Vamos ahora a ser positivos. ¿Cuánta gente vive de la cultura en España? Muy poca, si se compara con la que vive de la hostelería, por ejemplo. Pero también es verdad que nunca ha existido en toda la historia de la humanidad tanta gente dedicándose a lo que le gusta de manera más o menos digna. Estamos en una época próspera para la bohemia, que no hace mucho se moría de tifus en cualquier hospitalucho si no provenía de buena familia. En cualquier otro momento histórico, yo no estaría escribiendo estas míseras líneas. Y, usted, probablemente, tampoco estaría perdiendo el tiempo leyéndolas.
No estás en una mina de jade en Birmania. No te lo digo como un consuelo. Es, simplemente, la realidad.

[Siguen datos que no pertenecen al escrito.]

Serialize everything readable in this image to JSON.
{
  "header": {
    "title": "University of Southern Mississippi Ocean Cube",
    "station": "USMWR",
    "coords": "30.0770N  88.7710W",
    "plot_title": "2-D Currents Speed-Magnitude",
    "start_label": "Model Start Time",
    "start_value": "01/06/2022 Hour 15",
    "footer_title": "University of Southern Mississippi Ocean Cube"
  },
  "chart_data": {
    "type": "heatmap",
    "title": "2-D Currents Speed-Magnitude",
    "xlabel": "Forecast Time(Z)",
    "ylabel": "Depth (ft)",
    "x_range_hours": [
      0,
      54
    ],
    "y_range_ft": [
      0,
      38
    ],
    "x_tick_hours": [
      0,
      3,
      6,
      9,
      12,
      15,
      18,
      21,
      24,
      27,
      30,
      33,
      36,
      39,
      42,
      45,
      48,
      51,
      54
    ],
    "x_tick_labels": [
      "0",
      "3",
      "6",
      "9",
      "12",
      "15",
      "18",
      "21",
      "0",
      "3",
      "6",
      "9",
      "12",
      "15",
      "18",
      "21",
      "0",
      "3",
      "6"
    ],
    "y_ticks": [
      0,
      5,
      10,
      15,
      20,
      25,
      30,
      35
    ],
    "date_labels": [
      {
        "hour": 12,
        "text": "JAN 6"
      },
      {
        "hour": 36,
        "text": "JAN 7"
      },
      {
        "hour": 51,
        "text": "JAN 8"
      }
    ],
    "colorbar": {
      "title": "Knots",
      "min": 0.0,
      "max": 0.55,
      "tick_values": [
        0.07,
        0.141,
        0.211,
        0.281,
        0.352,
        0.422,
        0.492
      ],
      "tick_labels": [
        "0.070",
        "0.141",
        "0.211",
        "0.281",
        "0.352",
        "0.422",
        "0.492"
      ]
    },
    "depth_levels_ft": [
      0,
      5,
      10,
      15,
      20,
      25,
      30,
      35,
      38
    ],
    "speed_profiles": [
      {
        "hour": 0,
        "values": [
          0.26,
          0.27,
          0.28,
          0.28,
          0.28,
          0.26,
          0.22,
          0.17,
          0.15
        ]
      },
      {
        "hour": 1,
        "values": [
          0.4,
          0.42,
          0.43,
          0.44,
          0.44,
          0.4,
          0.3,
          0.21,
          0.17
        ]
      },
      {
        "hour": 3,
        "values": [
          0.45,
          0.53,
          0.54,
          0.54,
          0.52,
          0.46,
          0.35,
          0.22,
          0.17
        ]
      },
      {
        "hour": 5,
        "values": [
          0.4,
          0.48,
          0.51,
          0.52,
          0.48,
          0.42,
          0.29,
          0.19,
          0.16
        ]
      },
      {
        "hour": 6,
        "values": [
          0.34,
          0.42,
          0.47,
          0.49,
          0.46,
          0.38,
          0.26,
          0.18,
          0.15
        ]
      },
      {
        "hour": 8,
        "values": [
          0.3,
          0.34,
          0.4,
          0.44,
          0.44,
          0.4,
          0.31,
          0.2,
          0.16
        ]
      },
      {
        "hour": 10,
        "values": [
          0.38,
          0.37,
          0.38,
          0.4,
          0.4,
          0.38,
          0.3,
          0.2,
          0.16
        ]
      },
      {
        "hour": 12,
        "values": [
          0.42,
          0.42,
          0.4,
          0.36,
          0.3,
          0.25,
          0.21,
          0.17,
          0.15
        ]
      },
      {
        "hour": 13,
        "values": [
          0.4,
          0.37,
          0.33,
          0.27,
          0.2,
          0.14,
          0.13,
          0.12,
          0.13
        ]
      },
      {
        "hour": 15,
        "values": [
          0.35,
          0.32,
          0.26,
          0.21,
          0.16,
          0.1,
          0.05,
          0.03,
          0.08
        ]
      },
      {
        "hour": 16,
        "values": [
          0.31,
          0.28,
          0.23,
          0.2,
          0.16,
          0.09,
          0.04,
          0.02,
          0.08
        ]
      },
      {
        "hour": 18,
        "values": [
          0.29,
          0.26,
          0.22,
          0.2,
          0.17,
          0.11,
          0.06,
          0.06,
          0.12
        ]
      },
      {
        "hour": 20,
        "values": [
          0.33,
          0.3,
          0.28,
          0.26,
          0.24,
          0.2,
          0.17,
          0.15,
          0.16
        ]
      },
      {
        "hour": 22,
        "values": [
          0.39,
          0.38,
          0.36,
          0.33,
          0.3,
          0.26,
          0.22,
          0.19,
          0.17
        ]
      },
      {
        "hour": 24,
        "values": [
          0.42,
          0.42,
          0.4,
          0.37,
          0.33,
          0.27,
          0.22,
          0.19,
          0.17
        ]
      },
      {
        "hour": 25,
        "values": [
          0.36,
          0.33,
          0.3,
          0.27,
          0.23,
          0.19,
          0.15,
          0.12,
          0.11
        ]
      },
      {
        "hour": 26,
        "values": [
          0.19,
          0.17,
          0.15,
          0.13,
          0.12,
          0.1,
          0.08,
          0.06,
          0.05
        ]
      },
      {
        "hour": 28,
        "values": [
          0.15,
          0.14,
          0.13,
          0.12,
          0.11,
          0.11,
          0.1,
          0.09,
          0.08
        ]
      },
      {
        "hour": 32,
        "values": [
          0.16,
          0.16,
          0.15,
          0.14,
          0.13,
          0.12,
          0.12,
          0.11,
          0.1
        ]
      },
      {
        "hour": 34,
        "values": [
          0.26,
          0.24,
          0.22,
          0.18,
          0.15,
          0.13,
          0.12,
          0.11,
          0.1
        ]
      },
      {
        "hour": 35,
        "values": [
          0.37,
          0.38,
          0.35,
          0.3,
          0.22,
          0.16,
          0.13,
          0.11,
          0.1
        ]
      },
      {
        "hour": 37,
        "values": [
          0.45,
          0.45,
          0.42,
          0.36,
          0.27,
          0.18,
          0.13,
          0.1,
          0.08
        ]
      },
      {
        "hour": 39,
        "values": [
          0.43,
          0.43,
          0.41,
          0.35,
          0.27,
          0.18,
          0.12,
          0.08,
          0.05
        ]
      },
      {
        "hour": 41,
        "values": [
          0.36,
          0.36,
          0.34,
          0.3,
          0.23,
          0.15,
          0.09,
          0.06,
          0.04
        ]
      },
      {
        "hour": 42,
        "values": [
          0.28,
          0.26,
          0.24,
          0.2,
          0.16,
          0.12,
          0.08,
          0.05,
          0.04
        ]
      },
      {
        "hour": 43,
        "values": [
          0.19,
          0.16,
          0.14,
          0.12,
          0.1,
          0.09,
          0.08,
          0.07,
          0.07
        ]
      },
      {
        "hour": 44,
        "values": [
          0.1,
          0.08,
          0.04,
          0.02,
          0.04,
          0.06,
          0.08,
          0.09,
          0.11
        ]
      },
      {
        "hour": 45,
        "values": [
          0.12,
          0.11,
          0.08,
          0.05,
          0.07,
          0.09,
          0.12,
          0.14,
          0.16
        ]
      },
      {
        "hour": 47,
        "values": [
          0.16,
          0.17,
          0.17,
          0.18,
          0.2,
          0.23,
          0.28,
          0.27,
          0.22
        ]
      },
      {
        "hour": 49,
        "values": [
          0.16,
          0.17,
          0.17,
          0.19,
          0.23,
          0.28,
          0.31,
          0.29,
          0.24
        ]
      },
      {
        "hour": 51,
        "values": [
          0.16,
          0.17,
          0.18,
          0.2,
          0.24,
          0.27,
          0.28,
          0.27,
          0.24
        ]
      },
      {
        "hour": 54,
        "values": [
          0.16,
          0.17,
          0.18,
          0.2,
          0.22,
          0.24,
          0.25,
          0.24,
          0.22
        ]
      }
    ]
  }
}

Susana —otro nombre tan ficticio como real su caso— realiza una tesis doctoral sobre la normalización social de la precariedad laboral entre los jóvenes. Mientras tanto, para sobrevivir, escribe columnas de opinión y consigue algún trabajo de webmaster. Los catedráticos siempre aconsejan que no hagas una tesis sobre un tema que te afecta personalmente, porque no lograrás hacer ciencia, sino propaganda. Pero, claro, aquí se produce un contrasentido. Porque entonces ningún joven doctorando se atrevería nunca con este tema. Alejandra, Eva y Susana, después de todo, son razonablemente felices. Quizá nunca puedan comprarse una figura de jade para decorar su ático, pero han podido dedicarse, al menos un tiempo de sus vidas, a lo que más les gusta. Y, además, tienen una colección magnífica de papeles y papelitos. Para su particular collage vital.~
Los hermanos Tanner, Barcelona, Siruela/Debolsillo, 2012, p. 13.